Régime

Pourquoi les régimes amaigrissants sont-ils dangereux pour la santé ?

La communauté scientifique l’a prouvé depuis plusieurs années : la pratique de régimes amaigrissants est dangereuse pour la santé globale d’un individu  (physique ; psychologique et sociale). Paradoxalement, la conséquence majeure et récurrente de ces privations et exclusions alimentaires, quel que soit le régime, est la reprise de poids. Les chiffres de l’ANSES estiment ainsi que « 80% des individus reprennent le poids au bout d’un an ».

Les enquêtes réalisées sur le terrain confortent ces résultats, et l’on constate un faible taux de maintien de la perte de poids sur le long terme et des difficultés à suivre et à mettre en place ce genre de régimes restrictifs. Ces régimes qui ont été identifiés et nommés par la communauté scientifique bénéficient pourtant d’une très large diffusion auprès du public dans les médias.

Sensibiliser aux dangers des régimes amaigrissants : un objectif de santé publique.

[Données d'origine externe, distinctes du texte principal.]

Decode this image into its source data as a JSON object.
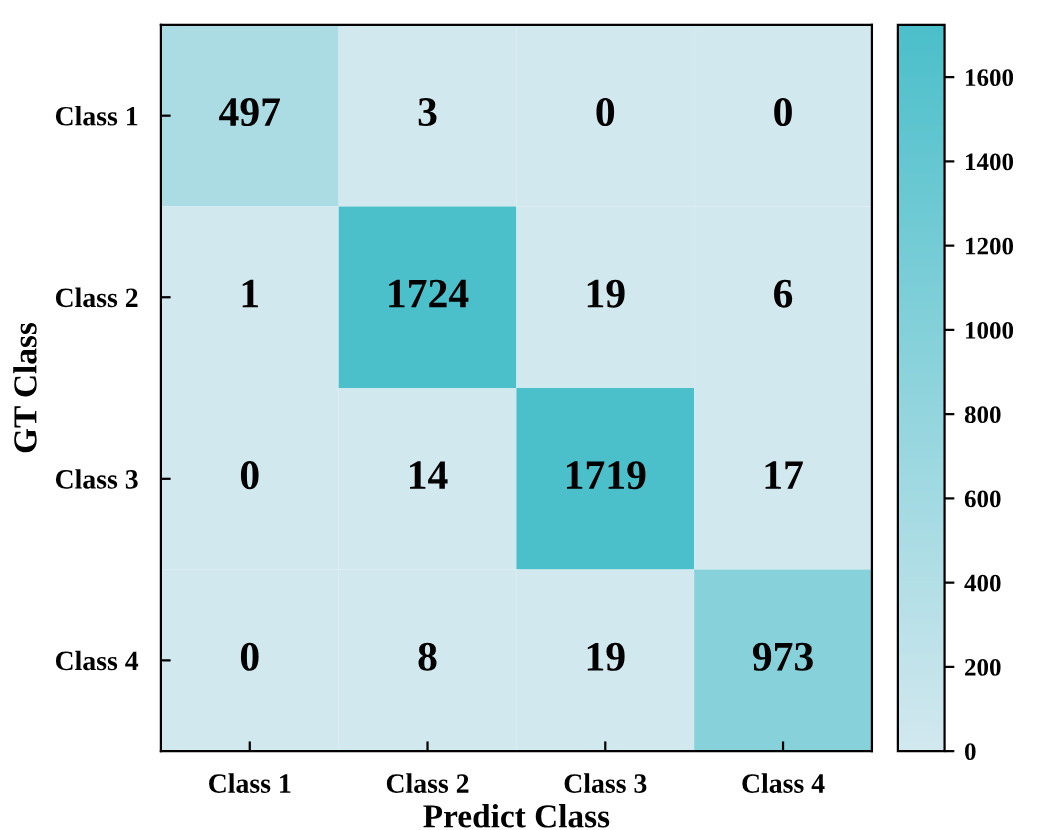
{
  "chart_data": {
    "type": "heatmap",
    "xlabel": "Predict Class",
    "ylabel": "GT Class",
    "categories": [
      "Class 1",
      "Class 2",
      "Class 3",
      "Class 4"
    ],
    "y_categories": [
      "Class 1",
      "Class 2",
      "Class 3",
      "Class 4"
    ],
    "cells": [
      [
        497,
        3,
        0,
        0
      ],
      [
        1,
        1724,
        19,
        6
      ],
      [
        0,
        14,
        1719,
        17
      ],
      [
        0,
        8,
        19,
        973
      ]
    ],
    "clim": [
      0,
      1724
    ],
    "cticks": [
      0,
      200,
      400,
      600,
      800,
      1000,
      1200,
      1400,
      1600
    ],
    "data_labels": true
  }
}
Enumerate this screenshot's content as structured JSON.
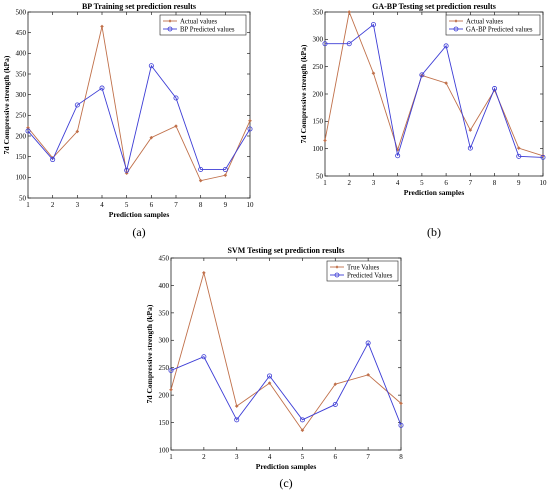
{
  "colors": {
    "actual": "#c0704a",
    "predicted": "#3d3dd6",
    "axis": "#222222"
  },
  "chart_data": [
    {
      "id": "a",
      "type": "line",
      "panel_label": "(a)",
      "title": "BP Training set prediction results",
      "xlabel": "Prediction samples",
      "ylabel": "7d Compressive strength (kPa)",
      "xlim": [
        1,
        10
      ],
      "ylim": [
        50,
        500
      ],
      "xticks": [
        1,
        2,
        3,
        4,
        5,
        6,
        7,
        8,
        9,
        10
      ],
      "yticks": [
        50,
        100,
        150,
        200,
        250,
        300,
        350,
        400,
        450,
        500
      ],
      "legend_position": "top-right",
      "x": [
        1,
        2,
        3,
        4,
        5,
        6,
        7,
        8,
        9,
        10
      ],
      "series": [
        {
          "name": "Actual values",
          "style": "actual",
          "values": [
            220,
            147,
            211,
            465,
            110,
            196,
            224,
            92,
            105,
            237
          ]
        },
        {
          "name": "BP Predicted values",
          "style": "predicted",
          "values": [
            212,
            143,
            275,
            316,
            117,
            370,
            292,
            119,
            119,
            217
          ]
        }
      ]
    },
    {
      "id": "b",
      "type": "line",
      "panel_label": "(b)",
      "title": "GA-BP Testing set prediction results",
      "xlabel": "Prediction samples",
      "ylabel": "7d Compressive strength (kPa)",
      "xlim": [
        1,
        10
      ],
      "ylim": [
        50,
        350
      ],
      "xticks": [
        1,
        2,
        3,
        4,
        5,
        6,
        7,
        8,
        9,
        10
      ],
      "yticks": [
        50,
        100,
        150,
        200,
        250,
        300,
        350
      ],
      "legend_position": "top-right",
      "x": [
        1,
        2,
        3,
        4,
        5,
        6,
        7,
        8,
        9,
        10
      ],
      "series": [
        {
          "name": "Actual values",
          "style": "actual",
          "values": [
            115,
            350,
            238,
            98,
            234,
            220,
            134,
            207,
            101,
            87
          ]
        },
        {
          "name": "GA-BP Predicted values",
          "style": "predicted",
          "values": [
            292,
            292,
            327,
            87,
            235,
            288,
            101,
            210,
            86,
            84
          ]
        }
      ]
    },
    {
      "id": "c",
      "type": "line",
      "panel_label": "(c)",
      "title": "SVM Testing set prediction results",
      "xlabel": "Prediction samples",
      "ylabel": "7d Compressive strength (kPa)",
      "xlim": [
        1,
        8
      ],
      "ylim": [
        100,
        450
      ],
      "xticks": [
        1,
        2,
        3,
        4,
        5,
        6,
        7,
        8
      ],
      "yticks": [
        100,
        150,
        200,
        250,
        300,
        350,
        400,
        450
      ],
      "legend_position": "top-right",
      "x": [
        1,
        2,
        3,
        4,
        5,
        6,
        7,
        8
      ],
      "series": [
        {
          "name": "True Values",
          "style": "actual",
          "values": [
            210,
            423,
            180,
            222,
            136,
            220,
            237,
            185
          ]
        },
        {
          "name": "Predicted Values",
          "style": "predicted",
          "values": [
            245,
            270,
            155,
            235,
            155,
            183,
            295,
            145
          ]
        }
      ]
    }
  ]
}
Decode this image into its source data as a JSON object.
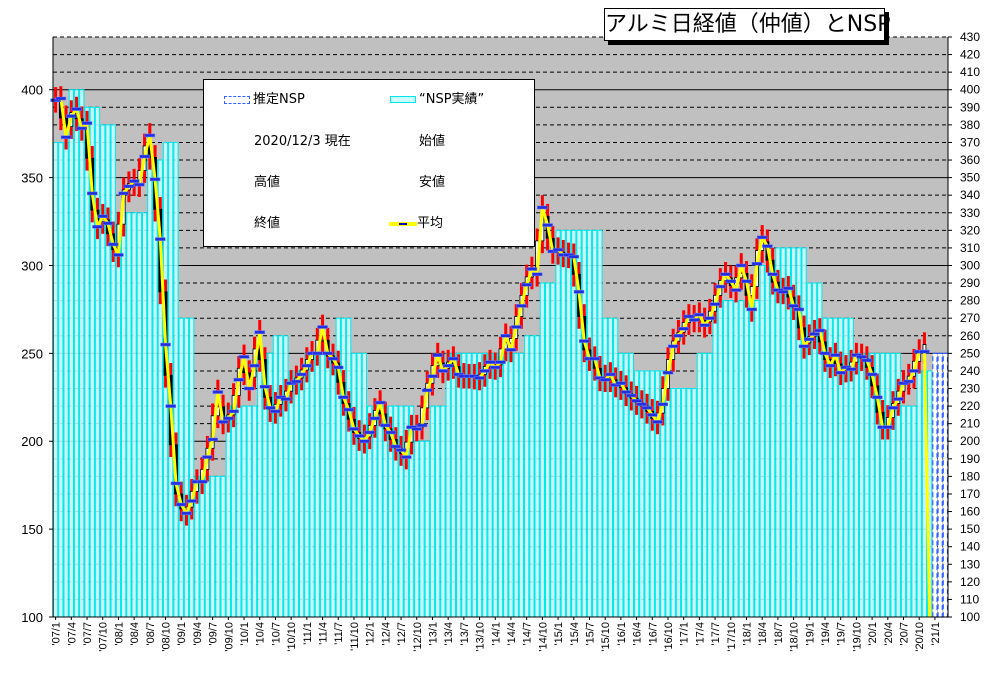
{
  "chart_data": {
    "type": "bar+candlestick+line",
    "title": "アルミ日経値（仲値）とNSP",
    "xlabel": "",
    "ylabel": "",
    "ylim": [
      100,
      430
    ],
    "grid": true,
    "legend_placement": "top-left",
    "legend": {
      "estimated_nsp": "推定NSP",
      "nsp_actual": "“NSP実績”",
      "as_of": "2020/12/3 現在",
      "open": "始値",
      "high": "高値",
      "low": "安値",
      "close": "終値",
      "average": "平均"
    },
    "left_ticks": [
      "100",
      "150",
      "200",
      "250",
      "300",
      "350",
      "400"
    ],
    "right_ticks": [
      "100",
      "110",
      "120",
      "130",
      "140",
      "150",
      "160",
      "170",
      "180",
      "190",
      "200",
      "210",
      "220",
      "230",
      "240",
      "250",
      "260",
      "270",
      "280",
      "290",
      "300",
      "310",
      "320",
      "330",
      "340",
      "350",
      "360",
      "370",
      "380",
      "390",
      "400",
      "410",
      "420",
      "430"
    ],
    "categories": [
      "'07/1",
      "'07/4",
      "'07/7",
      "'07/10",
      "'08/1",
      "'08/4",
      "'08/7",
      "'08/10",
      "'09/1",
      "'09/4",
      "'09/7",
      "'09/10",
      "'10/1",
      "'10/4",
      "'10/7",
      "'10/10",
      "'11/1",
      "'11/4",
      "'11/7",
      "'11/10",
      "'12/1",
      "'12/4",
      "'12/7",
      "'12/10",
      "'13/1",
      "'13/4",
      "'13/7",
      "'13/10",
      "'14/1",
      "'14/4",
      "'14/7",
      "'14/10",
      "'15/1",
      "'15/4",
      "'15/7",
      "'15/10",
      "'16/1",
      "'16/4",
      "'16/7",
      "'16/10",
      "'17/1",
      "'17/4",
      "'17/7",
      "'17/10",
      "'18/1",
      "'18/4",
      "'18/7",
      "'18/10",
      "'19/1",
      "'19/4",
      "'19/7",
      "'19/10",
      "'20/1",
      "'20/4",
      "'20/7",
      "'20/10",
      "'21/1"
    ],
    "nsp_actual_quarterly": [
      370,
      400,
      390,
      380,
      330,
      330,
      360,
      370,
      270,
      180,
      180,
      220,
      220,
      250,
      260,
      240,
      250,
      250,
      270,
      250,
      220,
      220,
      220,
      200,
      220,
      250,
      250,
      250,
      250,
      250,
      260,
      290,
      320,
      320,
      320,
      270,
      250,
      240,
      240,
      230,
      230,
      250,
      280,
      280,
      280,
      300,
      310,
      310,
      290,
      270,
      270,
      250,
      250,
      250,
      220,
      240
    ],
    "nsp_estimated_quarterly": [
      250
    ],
    "monthly_average": [
      394,
      395,
      373,
      385,
      389,
      378,
      381,
      341,
      322,
      328,
      324,
      312,
      306,
      341,
      345,
      348,
      346,
      362,
      374,
      349,
      315,
      255,
      220,
      176,
      164,
      159,
      166,
      177,
      177,
      191,
      201,
      228,
      211,
      213,
      217,
      235,
      248,
      230,
      243,
      262,
      231,
      219,
      217,
      225,
      224,
      233,
      234,
      238,
      243,
      250,
      250,
      265,
      250,
      247,
      242,
      225,
      218,
      207,
      203,
      200,
      205,
      213,
      222,
      209,
      205,
      197,
      195,
      191,
      208,
      207,
      209,
      229,
      237,
      249,
      240,
      243,
      247,
      238,
      237,
      237,
      237,
      236,
      240,
      245,
      242,
      245,
      260,
      252,
      265,
      277,
      289,
      298,
      295,
      333,
      323,
      308,
      309,
      306,
      306,
      305,
      285,
      257,
      247,
      247,
      236,
      235,
      238,
      232,
      233,
      228,
      226,
      223,
      221,
      219,
      215,
      211,
      221,
      239,
      254,
      260,
      264,
      271,
      269,
      272,
      266,
      270,
      278,
      288,
      295,
      291,
      286,
      300,
      291,
      275,
      301,
      316,
      311,
      295,
      286,
      285,
      287,
      277,
      275,
      254,
      258,
      261,
      263,
      250,
      243,
      249,
      239,
      242,
      241,
      249,
      248,
      246,
      238,
      225,
      208,
      208,
      219,
      224,
      233,
      234,
      240,
      251,
      251
    ],
    "colors": {
      "plot_bg": "#c0c0c0",
      "nsp_fill": "#ccffff",
      "nsp_stroke": "#00e8f0",
      "estimated_stroke": "#3060ff",
      "range": "#ff0000",
      "average_line": "#ffff00",
      "average_marker": "#2030e0"
    }
  }
}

Le dernier Programme National Nutrition Santé 2019-2023 a intégré un objectif visant à informer sur les risques liés aux régimes hors cadre médical auprès de la population et des professionnels. Car si dans le monde de la santé, cela fait quelques années qu’on recherche et propose des alternatives, très peu de communication de prévention ou de sensibilisation à la pratique des régimes est faite auprès du grand public. Le marché de « la perte de poids à tout prix » continue de prospérer tranquillement. Les blogueurs ou instagrameurs vendent chacun les mérites de leur régime qui a fonctionné pour eux, sans avoir aucunes connaissances scientifiques ou recul médical sur leur pratique. Des publicités pour des méthodes de régime ou des produits amaigrissants continuent d’être diffusées.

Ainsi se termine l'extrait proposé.